Así pues, los indios comparten un sentimiento de familia en el sentido de que hay una marca característica india en ciertas experiencias universales que se tratarán en este libro: crecer siendo hombre o mujer, el sexo y el matrimonio, el comportamiento en el trabajo, el estatus y la discriminación, la salud y la enfermedad del cuerpo, la vida religiosa y, por último, el conflicto étnico. En un panorama políticamente controvertido, donde diversos grupos reclaman el reconocimiento de sus divergencias, se echa en falta la consciencia de una indianidad común, el sentimiento de “unidad en la diversidad”. Del mismo modo que el escritor argentino Jorge Luis Borges señala la ausencia de camellos en el Corán porque estos no eran lo suficientemente exóticos entre los árabes como para atraer su atención, para la mayoría de los indios el camello de la indianidad es invisible o lo dan por supuesto. El sentimiento de familia sale a la superficie solo en contraposición con los perfiles de los pueblos de otras grandes civilizaciones o grupos culturales. Un hombre que es un amritsari en el Punjab, por ejemplo, es un punjabi para el resto de la India, pero es un indio en Europa; en este último caso, el “círculo externo” de su identidad –su indianidad– se convierte en un elemento clave para definirse a sí mismo y ser reconocido por los demás.5 Por ello, a pesar de las continuas críticas académicas hay personas (incluidos académicos cogidos en un renuncio) que siguen utilizando la referencia de “los indios” –al igual que la de “los chinos”, “los europeos” o “los americanos”– como un atajo necesario y legítimo a una realidad más compleja.

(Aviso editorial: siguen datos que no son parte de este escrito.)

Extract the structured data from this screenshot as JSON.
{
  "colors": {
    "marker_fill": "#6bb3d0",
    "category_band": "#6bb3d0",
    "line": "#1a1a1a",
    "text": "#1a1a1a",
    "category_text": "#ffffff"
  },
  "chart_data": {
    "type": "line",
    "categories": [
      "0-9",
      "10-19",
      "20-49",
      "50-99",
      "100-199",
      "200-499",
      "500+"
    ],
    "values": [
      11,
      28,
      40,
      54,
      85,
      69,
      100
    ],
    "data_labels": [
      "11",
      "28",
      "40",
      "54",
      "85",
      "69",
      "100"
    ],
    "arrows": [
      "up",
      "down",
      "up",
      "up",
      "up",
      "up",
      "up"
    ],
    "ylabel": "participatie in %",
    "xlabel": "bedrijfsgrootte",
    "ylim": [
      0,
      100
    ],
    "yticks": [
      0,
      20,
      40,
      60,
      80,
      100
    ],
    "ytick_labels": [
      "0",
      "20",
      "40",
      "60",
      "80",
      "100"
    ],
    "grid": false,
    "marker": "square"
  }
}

Nuestro objetivo en este libro es presentar un retrato heterogéneo en el que los indios se reconozcan a sí mismos y sean reconocidos por los demás. Este reconocimiento no puede ser uniforme, ni siquiera si nuestra intención es identificar los puntos en común que subyacen a lo que el antropólogo Robin Fox denomina el “hechizo” de las diferencias superficiales. Sospechamos que los hindúes de clase alta y media verán un retrato con muchos rasgos con los que se sentirán familiarizados. Otros más al margen de la sociedad hindú (como los dalits y los tribales, o los cristianos y los musulmanes) tan solo vislumbrarán efímeras similitudes.

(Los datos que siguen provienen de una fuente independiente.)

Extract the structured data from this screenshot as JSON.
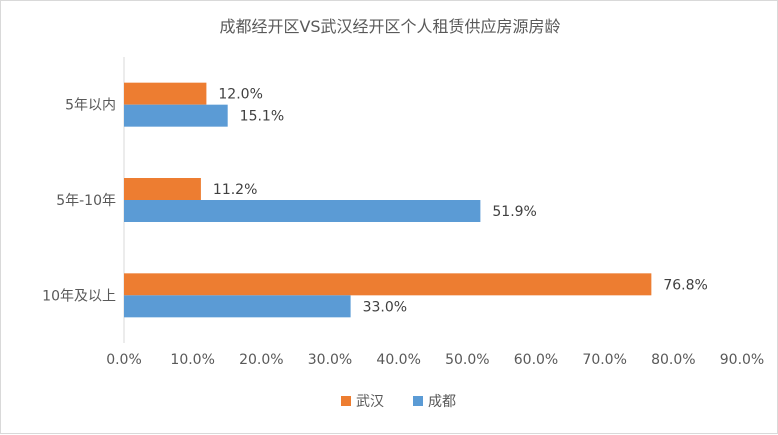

Ni siquiera en el caso de los hindúes, que suponen más del 80% de la población india, este retrato es una fotografía, pero tampoco es una representación cubista al estilo de Picasso donde prácticamente no se podría reconocer al sujeto. Nuestros esfuerzos van en la línea de los estudios psicológicos de pintores expresionistas tales como Max Beckman y Oskar Kokoschka o, más próximos a nuestra época, los retratos de Lucien Freud que se sirven del realismo para explorar la profundidad psicológica.

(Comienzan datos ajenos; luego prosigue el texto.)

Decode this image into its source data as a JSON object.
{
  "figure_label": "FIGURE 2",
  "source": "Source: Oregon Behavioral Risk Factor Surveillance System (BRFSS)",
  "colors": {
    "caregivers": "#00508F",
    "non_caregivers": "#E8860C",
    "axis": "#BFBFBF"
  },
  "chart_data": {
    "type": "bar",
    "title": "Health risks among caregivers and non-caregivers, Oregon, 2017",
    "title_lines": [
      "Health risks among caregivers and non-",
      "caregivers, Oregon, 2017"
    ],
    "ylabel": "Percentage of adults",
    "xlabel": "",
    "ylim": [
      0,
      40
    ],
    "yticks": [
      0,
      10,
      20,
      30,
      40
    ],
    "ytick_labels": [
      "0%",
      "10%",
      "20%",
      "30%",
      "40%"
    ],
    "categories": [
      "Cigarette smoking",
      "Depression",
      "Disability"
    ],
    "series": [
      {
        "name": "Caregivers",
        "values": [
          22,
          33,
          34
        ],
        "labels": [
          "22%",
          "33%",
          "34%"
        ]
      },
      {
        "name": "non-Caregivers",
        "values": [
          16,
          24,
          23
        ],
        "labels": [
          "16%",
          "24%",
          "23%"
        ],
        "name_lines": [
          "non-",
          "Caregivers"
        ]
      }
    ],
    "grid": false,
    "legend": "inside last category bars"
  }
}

Asimismo, somos conscientes de que lo que pretendemos con este libro es ofrecer una “visión amplia” pasada de moda, y una “gran narrativa” ante las que muchos que profesan el credo postmodernista pueden reaccionar con hostilidad. Es igualmente cierto que hay algo de especulación en este ejercicio de decidirse por determinados patrones de la indianidad. Aun así, sin la “visión amplia” –con sus defectos e ine­xactitudes– las visiones más pequeñas, locales, aunque más precisas, serían miopes, una mezcla de difícil comprensión de árboles que no dejarían ver el bosque.